Sklaverei und Christentum, wie verträgt sich das?

Ihr Sklaven, ordnet euch in aller Furcht den Herren unter,
nicht allein den gütigen und freundlichen, sondern auch
den wunderlichen.

1. Petrus 2, Vers 18


Sklaverei, wie verträgt sich das mit der Botschaft Jesu und wie
kann es sein, dass Sklaven an verschiedenen Stellen des Neuen
Testaments zum Gehorsam gegenüber ihren Herren aufgerufen
werden? Wäre es nicht gerade andersherum „christlich“?

Und dann wird vorwurfsvoll und anklagend gefragt, warum Jesus
nichts gegen die Sklaverei gesagt und die Christen nichts gegen
die Sklaverei getan hätten, woraus anschließend geschlussfolgert
wird, dass das Christentum keinen Wert hat.

Wie sah das nun aus, mit den Sklaven im Altertum, was damals
etwas völlig „normales“ und Teil der Gesellschaftsordnung war
und damit als „selbstverständlich“ hingenommen wurde?

Sklaven waren Unfreie, meistens Kriegsbeute, die keine Bürgerrechte
hatten, was nicht bedeutet, dass sie wertlos waren. Denn es gab
auch gebildete Sklaven, die mit anspruchsvollen Aufgaben
betraut waren und für ihre Eigentümer einen großen Wert
darstellten.

Und wie sieht es heute aus? Haben sich die Dinge wesentlich
geändert? Wer nichts hat, über keinen Einfluss und keine
Beziehungen verfügt, ist oftmals auch nicht viel besser dran als
ein Sklave.

Aber was sollen die Appelle an die Sklaven im Neuen Testament?

Uns soll damit klar werden, dass die jeweilige soziale Stellung,
die wir in der Welt haben, völlig belanglos ist, wenn es um unser
Verhältnis zu Jesus Christus geht. Wichtig ist allein, dass dieses
in Ordnung ist, wobei unser sozialer Rang unerheblich ist.
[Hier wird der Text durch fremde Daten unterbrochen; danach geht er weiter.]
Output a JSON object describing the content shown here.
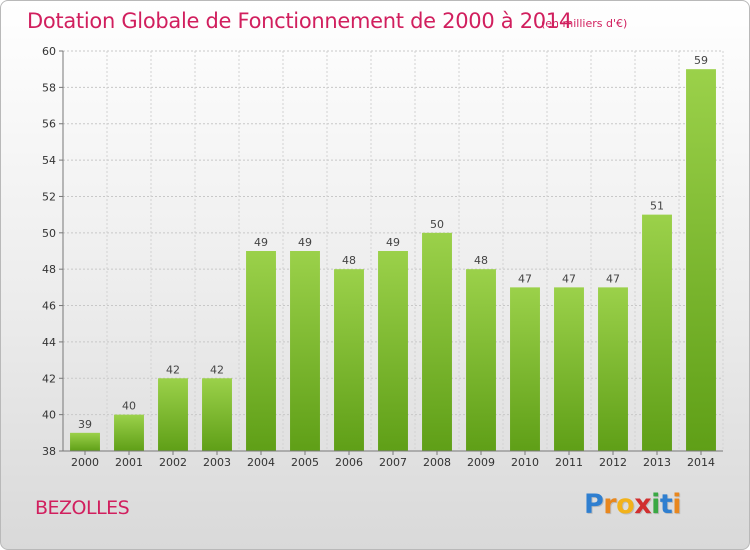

Christen respektieren damit auch die jeweilige staatliche Ordnung
und versuchen nicht, diese mittels gewaltsamer Aktionen oder
Revolutionen zu beseitigen, was immer nur zu Blutvergießen, Not,
Tod und Elend führt.

Am Ende sind dann immer nur die Rollen vertauscht: Aus
Knechten wurden Herren und aus Herren Knechte. Und in dieser
Beziehung sollte es unter Christen gerade anders sein:

Wer der Erste unter euch sein will, der sei euer Knecht, sagt
Jesus und lebte das selbst vor. Dadurch werden die Unterschiede
zwischen Herren und Knechten, und damals Sklaven, auf eine
gute Weise, ohne Gewaltanwendung, aufgehoben.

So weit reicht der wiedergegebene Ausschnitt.